Sud-Ouest du 30 juillet 2020
Sud-Ouest du 30 juillet 2020
Sur la côte sinistrée, c’est l’estocade
ESPAGNE ET COVID-19 Dans les localités balnéraires de la côte méditerranéenne, la saison semble terminée avant d’avoir vraiment commencé, après la quarantaine décrétée par Londres
À Majorque, où la situation épidémiologique est meilleure qu’au Royaume-Uni, on prend mal la décision britannique. PHOTO AFP
C’est la déprime sur la côte espagnole. Les touristes britanniques de juillet font leurs valises et personne ne sait si d’autres viendront les remplacer. L’annonce de la quarantaine imposée par Londres à tous ceux qui rentrent d’Espagne a brouillé les plans. À Benidorm, où 40% des visiteurs viennent d’Outre-manche, bon nombre d’hôtels s’apprêtent à baisser le rideau. Même la tour du très emblématique Grand Hôtel Bali va éteindre les lumières.
«L’été a démarré lentement, parce que les Anglais, qui constituent une bonne part de notre clientèle, avaient retardé leurs vacances du fait de la pandémie, encore très forte chez eux au début juillet, raconte Toni Mayor, le porte-parole des hôteliers de la ville. Tout avait l’air de marcher enfin et maintenant le veto de Londres change tout.»
Les alertes s’enchaînent
«Ici les Anglais ont leurs habitudes, ils vivent entre eux, maintenant tous les pubs vont fermer à nouveau », dit-il, avec l’espoir, encore, que ce ne soit que temporaire. «Nous verrons dans quinze jours », glisse-t-il avec optimisme.
Depuis l’avertissement, vendredi dernier, du Premier ministre français Jean Castex, recommandant «vivement» de ne pas se rendre en Catalogne, tout s’est enchainé. L’Allemagne, la Norvège, les Pays-Bas et la Belgique ont à leur tour appelé à éviter d’aller en Espagne face au rebond inquiétant des contagions dans le pays, tout particulièrement à Barcelone et à Lerida, ainsi qu’en Aragon ou à Madrid.

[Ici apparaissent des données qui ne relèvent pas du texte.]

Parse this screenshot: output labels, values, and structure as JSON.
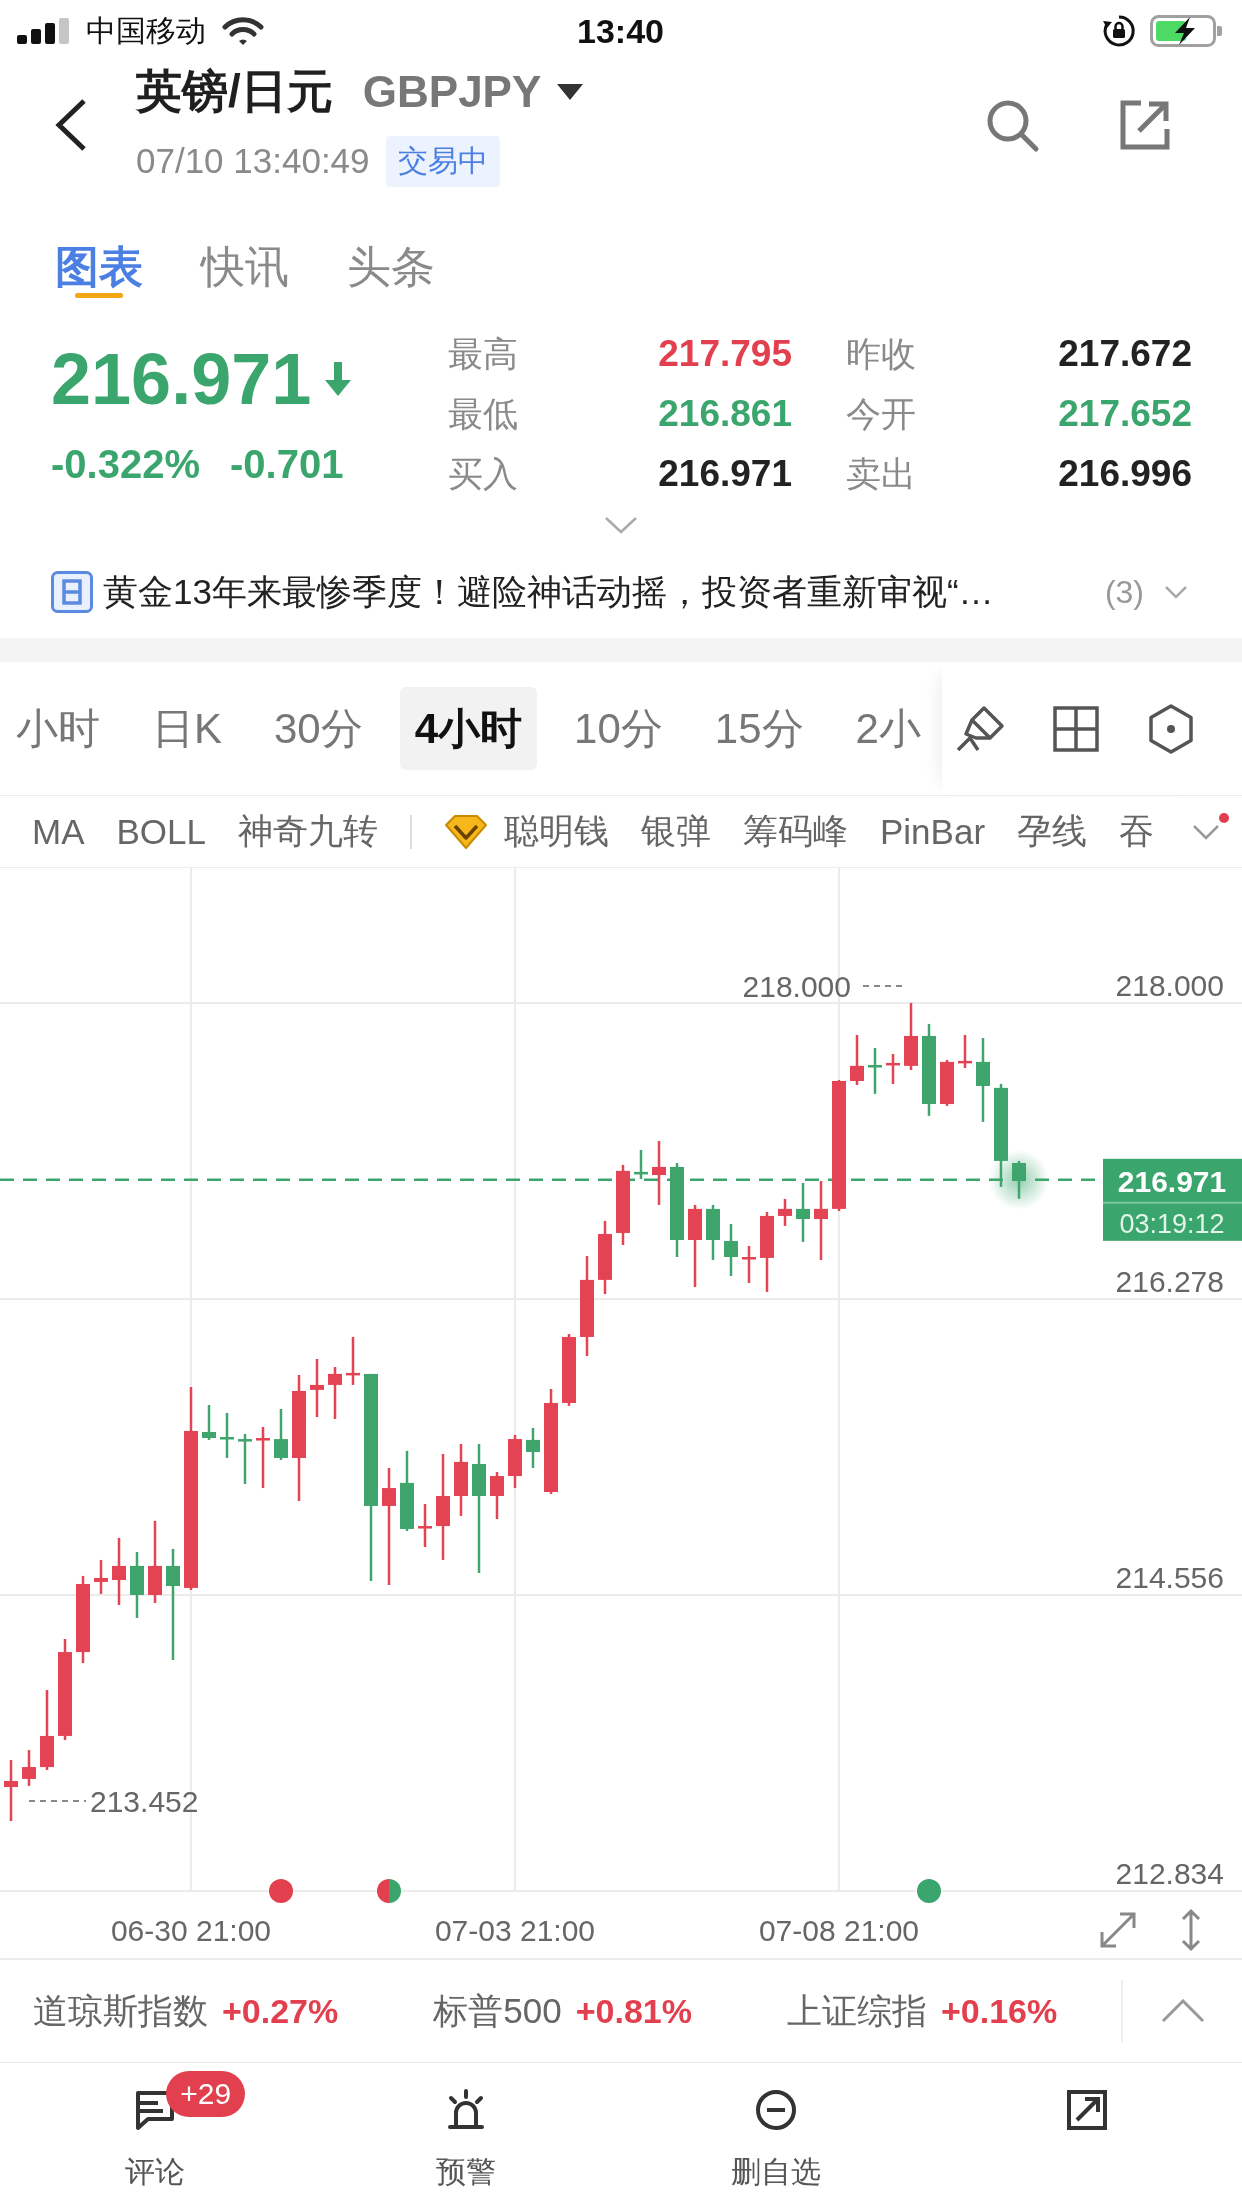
{
  "status_bar": {
    "carrier": "中国移动",
    "time": "13:40"
  },
  "header": {
    "title": "英镑/日元",
    "symbol": "GBPJPY",
    "timestamp": "07/10 13:40:49",
    "status": "交易中"
  },
  "tabs": [
    {
      "label": "图表",
      "selected": true
    },
    {
      "label": "快讯",
      "selected": false
    },
    {
      "label": "头条",
      "selected": false
    }
  ],
  "quote": {
    "price": "216.971",
    "falling": true,
    "change_percent": "-0.322%",
    "change": "-0.701",
    "stats": [
      {
        "label": "最高",
        "value": "217.795",
        "color": "#e2404f"
      },
      {
        "label": "昨收",
        "value": "217.672",
        "color": "#222222"
      },
      {
        "label": "最低",
        "value": "216.861",
        "color": "#3aa56c"
      },
      {
        "label": "今开",
        "value": "217.652",
        "color": "#3aa56c"
      },
      {
        "label": "买入",
        "value": "216.971",
        "color": "#222222"
      },
      {
        "label": "卖出",
        "value": "216.996",
        "color": "#222222"
      }
    ]
  },
  "news": {
    "headline": "黄金13年来最惨季度！避险神话动摇，投资者重新审视“…",
    "count": "(3)"
  },
  "periods": [
    {
      "label": "小时",
      "selected": false
    },
    {
      "label": "日K",
      "selected": false
    },
    {
      "label": "30分",
      "selected": false
    },
    {
      "label": "4小时",
      "selected": true
    },
    {
      "label": "10分",
      "selected": false
    },
    {
      "label": "15分",
      "selected": false
    },
    {
      "label": "2小",
      "selected": false
    }
  ],
  "indicators": {
    "basic": [
      {
        "label": "MA",
        "vip": false
      },
      {
        "label": "BOLL",
        "vip": false
      },
      {
        "label": "神奇九转",
        "vip": false
      }
    ],
    "advanced": [
      {
        "label": "聪明钱",
        "vip": true
      },
      {
        "label": "银弹",
        "vip": false
      },
      {
        "label": "筹码峰",
        "vip": false
      },
      {
        "label": "PinBar",
        "vip": false
      },
      {
        "label": "孕线",
        "vip": false
      },
      {
        "label": "吞",
        "vip": false
      }
    ],
    "menu_badge": true
  },
  "chart": {
    "chart_data": {
      "type": "candlestick",
      "categories": [
        null,
        null,
        null,
        null,
        null,
        null,
        null,
        null,
        null,
        null,
        "06-30 21:00",
        null,
        null,
        null,
        null,
        null,
        null,
        null,
        null,
        null,
        null,
        null,
        null,
        null,
        null,
        null,
        null,
        null,
        "07-03 21:00",
        null,
        null,
        null,
        null,
        null,
        null,
        null,
        null,
        null,
        null,
        null,
        null,
        null,
        null,
        null,
        null,
        null,
        "07-08 21:00",
        null,
        null,
        null,
        null,
        null,
        null,
        null,
        null,
        null,
        null
      ],
      "ohlc": [
        [
          213.439,
          213.596,
          213.241,
          213.474
        ],
        [
          213.486,
          213.654,
          213.445,
          213.555
        ],
        [
          213.555,
          214.003,
          213.538,
          213.736
        ],
        [
          213.736,
          214.3,
          213.712,
          214.224
        ],
        [
          214.224,
          214.667,
          214.16,
          214.62
        ],
        [
          214.632,
          214.76,
          214.562,
          214.655
        ],
        [
          214.643,
          214.888,
          214.498,
          214.725
        ],
        [
          214.725,
          214.806,
          214.422,
          214.556
        ],
        [
          214.556,
          214.987,
          214.509,
          214.725
        ],
        [
          214.725,
          214.824,
          214.178,
          214.608
        ],
        [
          214.597,
          215.766,
          214.585,
          215.51
        ],
        [
          215.504,
          215.661,
          215.458,
          215.469
        ],
        [
          215.475,
          215.615,
          215.353,
          215.463
        ],
        [
          215.463,
          215.493,
          215.202,
          215.452
        ],
        [
          215.458,
          215.533,
          215.178,
          215.469
        ],
        [
          215.463,
          215.638,
          215.341,
          215.353
        ],
        [
          215.353,
          215.836,
          215.103,
          215.743
        ],
        [
          215.749,
          215.929,
          215.591,
          215.778
        ],
        [
          215.778,
          215.882,
          215.58,
          215.842
        ],
        [
          215.836,
          216.057,
          215.778,
          215.848
        ],
        [
          215.842,
          215.842,
          214.637,
          215.074
        ],
        [
          215.074,
          215.295,
          214.614,
          215.178
        ],
        [
          215.208,
          215.394,
          214.928,
          214.94
        ],
        [
          214.946,
          215.085,
          214.835,
          214.957
        ],
        [
          214.957,
          215.376,
          214.76,
          215.132
        ],
        [
          215.132,
          215.434,
          215.016,
          215.33
        ],
        [
          215.318,
          215.434,
          214.684,
          215.132
        ],
        [
          215.132,
          215.271,
          214.998,
          215.248
        ],
        [
          215.248,
          215.487,
          215.178,
          215.463
        ],
        [
          215.458,
          215.528,
          215.295,
          215.388
        ],
        [
          215.155,
          215.754,
          215.144,
          215.673
        ],
        [
          215.673,
          216.074,
          215.656,
          216.057
        ],
        [
          216.057,
          216.528,
          215.946,
          216.389
        ],
        [
          216.389,
          216.732,
          216.307,
          216.656
        ],
        [
          216.662,
          217.058,
          216.592,
          217.023
        ],
        [
          217.017,
          217.145,
          216.976,
          217.005
        ],
        [
          216.999,
          217.197,
          216.825,
          217.046
        ],
        [
          217.046,
          217.069,
          216.522,
          216.621
        ],
        [
          216.621,
          216.825,
          216.348,
          216.802
        ],
        [
          216.802,
          216.825,
          216.505,
          216.621
        ],
        [
          216.615,
          216.714,
          216.412,
          216.522
        ],
        [
          216.511,
          216.586,
          216.371,
          216.522
        ],
        [
          216.517,
          216.784,
          216.319,
          216.761
        ],
        [
          216.761,
          216.86,
          216.703,
          216.802
        ],
        [
          216.802,
          216.953,
          216.61,
          216.743
        ],
        [
          216.743,
          216.964,
          216.505,
          216.802
        ],
        [
          216.802,
          217.552,
          216.79,
          217.546
        ],
        [
          217.546,
          217.814,
          217.523,
          217.634
        ],
        [
          217.639,
          217.738,
          217.471,
          217.628
        ],
        [
          217.639,
          217.703,
          217.529,
          217.651
        ],
        [
          217.634,
          218.0,
          217.61,
          217.808
        ],
        [
          217.808,
          217.878,
          217.343,
          217.412
        ],
        [
          217.412,
          217.668,
          217.401,
          217.657
        ],
        [
          217.651,
          217.814,
          217.622,
          217.663
        ],
        [
          217.657,
          217.796,
          217.308,
          217.517
        ],
        [
          217.506,
          217.529,
          216.93,
          217.081
        ],
        [
          217.069,
          217.081,
          216.861,
          216.971
        ]
      ],
      "ylim": [
        212.834,
        218.785
      ],
      "yticks": [
        {
          "value": 218,
          "label": "218.000"
        },
        {
          "value": 216.278,
          "label": "216.278"
        },
        {
          "value": 214.556,
          "label": "214.556"
        },
        {
          "value": 212.834,
          "label": "212.834"
        }
      ],
      "grid": true,
      "ref_lines": [
        {
          "axis": "y",
          "value": 216.971,
          "color": "#3aa56c"
        }
      ]
    },
    "high_label": "218.000",
    "low_label": "213.452",
    "price_tag": "216.971",
    "countdown": "03:19:12",
    "markers": [
      {
        "kind": "dot",
        "color": "#e2404f"
      },
      {
        "kind": "left_half",
        "color": "#e2404f"
      },
      {
        "kind": "right_half",
        "color": "#3aa56c"
      },
      {
        "kind": "dot",
        "color": "#3aa56c"
      }
    ]
  },
  "ticker": [
    {
      "name": "道琼斯指数",
      "change": "+0.27%",
      "color": "#e2404f"
    },
    {
      "name": "标普500",
      "change": "+0.81%",
      "color": "#e2404f"
    },
    {
      "name": "上证综指",
      "change": "+0.16%",
      "color": "#e2404f"
    }
  ],
  "bottom_nav": [
    {
      "kind": "comment",
      "label": "评论",
      "badge": "+29"
    },
    {
      "kind": "alert",
      "label": "预警"
    },
    {
      "kind": "remove",
      "label": "删自选"
    },
    {
      "kind": "share"
    }
  ]
}
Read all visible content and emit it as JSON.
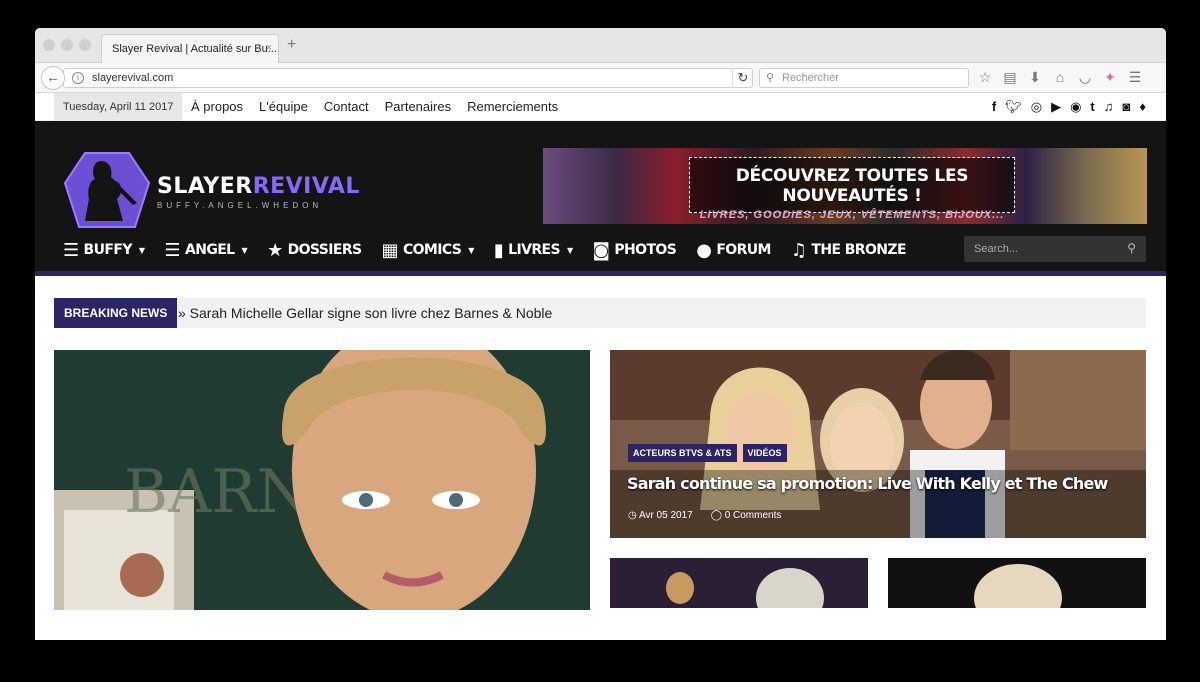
{
  "browser": {
    "tab_title": "Slayer Revival | Actualité sur Bu...",
    "tab_close": "×",
    "new_tab": "+",
    "url": "slayerevival.com",
    "search_placeholder": "Rechercher"
  },
  "topbar": {
    "date": "Tuesday, April 11 2017",
    "links": [
      "À propos",
      "L'équipe",
      "Contact",
      "Partenaires",
      "Remerciements"
    ],
    "social_icons": [
      "facebook-icon",
      "twitter-icon",
      "instagram-icon",
      "youtube-icon",
      "chat-icon",
      "tumblr-icon",
      "music-icon",
      "camera-icon",
      "microphone-icon"
    ]
  },
  "logo": {
    "title_part1": "SLAYER",
    "title_part2": "REVIVAL",
    "subtitle": "BUFFY.ANGEL.WHEDON"
  },
  "banner": {
    "line1": "DÉCOUVREZ TOUTES LES NOUVEAUTÉS !",
    "line2": "LIVRES, GOODIES, JEUX, VÊTEMENTS, BIJOUX..."
  },
  "mainnav": {
    "items": [
      {
        "label": "BUFFY",
        "icon": "☰",
        "caret": true
      },
      {
        "label": "ANGEL",
        "icon": "☰",
        "caret": true
      },
      {
        "label": "DOSSIERS",
        "icon": "★",
        "caret": false
      },
      {
        "label": "COMICS",
        "icon": "▦",
        "caret": true
      },
      {
        "label": "LIVRES",
        "icon": "▮",
        "caret": true
      },
      {
        "label": "PHOTOS",
        "icon": "◙",
        "caret": false
      },
      {
        "label": "FORUM",
        "icon": "●",
        "caret": false
      },
      {
        "label": "THE BRONZE",
        "icon": "♫",
        "caret": false
      }
    ],
    "search_placeholder": "Search..."
  },
  "breaking": {
    "label": "BREAKING NEWS",
    "text": "» Sarah Michelle Gellar signe son livre chez Barnes & Noble"
  },
  "featured_right": {
    "tags": [
      "ACTEURS BTVS & ATS",
      "VIDÉOS"
    ],
    "title": "Sarah continue sa promotion: Live With Kelly et The Chew",
    "date": "Avr 05 2017",
    "comments": "0 Comments"
  },
  "colors": {
    "accent": "#2d2466",
    "header_bg": "#141414",
    "logo_purple": "#8a67ff"
  }
}
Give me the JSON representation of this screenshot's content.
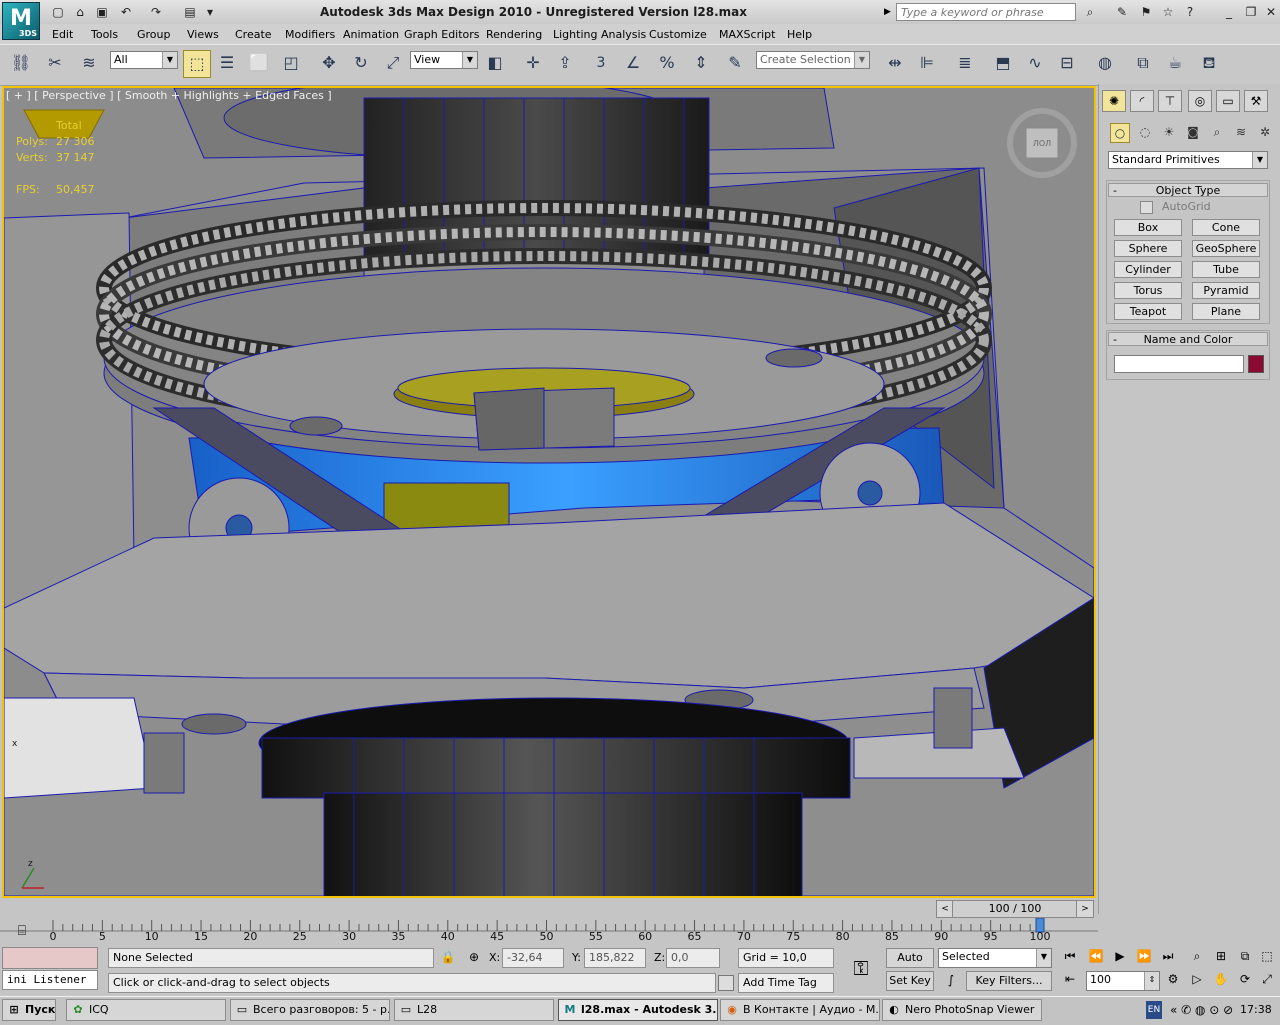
{
  "app": {
    "title": "Autodesk 3ds Max Design 2010  - Unregistered Version    l28.max",
    "logo_text": "M",
    "logo_sub": "3DS",
    "search_placeholder": "Type a keyword or phrase"
  },
  "menu": [
    "Edit",
    "Tools",
    "Group",
    "Views",
    "Create",
    "Modifiers",
    "Animation",
    "Graph Editors",
    "Rendering",
    "Lighting Analysis",
    "Customize",
    "MAXScript",
    "Help"
  ],
  "toolbar": {
    "selection_filter": "All",
    "reference_coord": "View",
    "selection_set_placeholder": "Create Selection Se",
    "snap_label": "3"
  },
  "viewport": {
    "label_plus": "[ + ]",
    "label_view": "[ Perspective ]",
    "label_shading": "[ Smooth + Highlights + Edged Faces ]",
    "stats_header": "Total",
    "polys_label": "Polys:",
    "polys_value": "27 306",
    "verts_label": "Verts:",
    "verts_value": "37 147",
    "fps_label": "FPS:",
    "fps_value": "50,457",
    "viewcube_label": "ЛОЛ",
    "axis_z": "z",
    "axis_x": "x"
  },
  "command_panel": {
    "dropdown": "Standard Primitives",
    "object_type_title": "Object Type",
    "autogrid_label": "AutoGrid",
    "primitives": [
      "Box",
      "Cone",
      "Sphere",
      "GeoSphere",
      "Cylinder",
      "Tube",
      "Torus",
      "Pyramid",
      "Teapot",
      "Plane"
    ],
    "name_color_title": "Name and Color",
    "name_value": "",
    "object_color": "#8b0a34"
  },
  "timeline": {
    "frame_counter": "100 / 100",
    "ticks": [
      "0",
      "5",
      "10",
      "15",
      "20",
      "25",
      "30",
      "35",
      "40",
      "45",
      "50",
      "55",
      "60",
      "65",
      "70",
      "75",
      "80",
      "85",
      "90",
      "95",
      "100"
    ]
  },
  "status": {
    "selection": "None Selected",
    "prompt": "Click or click-and-drag to select objects",
    "listener": "ini Listener",
    "x_label": "X:",
    "x_value": "-32,64",
    "y_label": "Y:",
    "y_value": "185,822",
    "z_label": "Z:",
    "z_value": "0,0",
    "grid": "Grid = 10,0",
    "add_time_tag": "Add Time Tag",
    "auto_key": "Auto Key",
    "set_key": "Set Key",
    "key_mode": "Selected",
    "key_filters": "Key Filters...",
    "current_frame": "100"
  },
  "taskbar": {
    "start": "Пуск",
    "tasks": [
      "ICQ",
      "Всего разговоров: 5 - р...",
      "L28",
      "l28.max - Autodesk 3...",
      "В Контакте | Аудио - М...",
      "Nero PhotoSnap Viewer"
    ],
    "lang": "EN",
    "clock": "17:38"
  },
  "colors": {
    "viewport_border": "#f3c300",
    "stats_text": "#e8d030",
    "edges": "#1a1ab0"
  }
}
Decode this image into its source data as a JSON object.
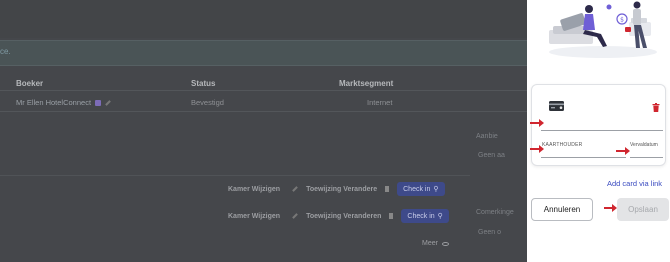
{
  "background": {
    "info_text": "ce.",
    "table": {
      "headers": [
        "Boeker",
        "Status",
        "Marktsegment"
      ],
      "row": {
        "booker": "Mr Ellen HotelConnect",
        "status": "Bevestigd",
        "segment": "Internet"
      }
    },
    "side_labels": [
      "Aanbie",
      "Geen aa",
      "Comerkinge",
      "Geen o"
    ],
    "actions": [
      {
        "room_label": "Kamer Wijzigen",
        "assign_label": "Toewijzing Verandere",
        "checkin_label": "Check in"
      },
      {
        "room_label": "Kamer Wijzigen",
        "assign_label": "Toewijzing Veranderen",
        "checkin_label": "Check in"
      }
    ],
    "more_label": "Meer"
  },
  "drawer": {
    "card": {
      "holder_label": "KAARTHOUDER",
      "expiry_label": "Vervaldatum"
    },
    "add_card_link": "Add card via link",
    "cancel_button": "Annuleren",
    "save_button": "Opslaan"
  },
  "colors": {
    "accent": "#3b4cc0",
    "danger": "#d0262f",
    "arrow": "#d0262f"
  }
}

Et Londres a donné l’estocade, imposant quatorze jours d’isolement aux vacanciers à leur retour.
Le choc est rude en plein été. Dans les régions touristiques les plus épargnées par le virus, on s’accroche à l’idée de pouvoir encore sauver une saison gâchée. C’est le cas des îles Canaries ou des Baléares qui, grâce à leur insularité, ont réussi à se protéger face à la pandémie, ou encore de l’Andalousie, plutôt préservée.
« Se faire traiter comme des pestiférés par les Anglais, c’est un comble ! La situation épidémiologique sur nos îles est bien plus sûre que la leur», proteste Alfonso Rodriguez Badal, le maire de la localité touristique de Calvià, à Majorque, en pointant les chiffres : Il y a effectivement moins de contagion aux Baléares ou aux Canaries qu’au Royaume-Uni.
Lloret de Mar «covid safe»
Sur la côte méditerranéenne habituée au tumulte estival, le découragement gagne. Aux terrasses des cafés, les chaises s’empilent et les serveurs comptent les mouches. « Autant dire de suite que la saison est terminée », soupire la gérante d’un hôtel de Lloret de Mar.
Dans cette station populaire de la Costa Brava, non loin de la frontière française, la municipalité avait déployé un dispositif «covidsafe », avec un système de caméras intelligentes pour contrôler l’affluence sur les plages. Elle n’avait pas ménagé les efforts en formant tous les professionnels locaux en relation avec les touristes pour les inciter à créer un entourage sûr. Mais pour qui ?
Les localités du littoral espéraient encore attirer les Français qui aiment venir en voiture. Mais l’emballement du rythme des nouvelles contagions préoccupe ceux qui ont fait des réservations. «On nous appelle pour savoir si l’ambiance est sûre, mais si je dis que tout va bien, qui va me croire?» demande Norbert Bes, responsable de la promotion touristique de la circonscription de Girone, ajoutant: «Nous sommes démunis ».
On l’interroge sur la rumeur d’une fermeture prochaine de la frontière. Il sait que face à l’incertitude, les clients attendront le dernier moment pour se décider. Et que, dans le doute, ils préfèrent renoncer.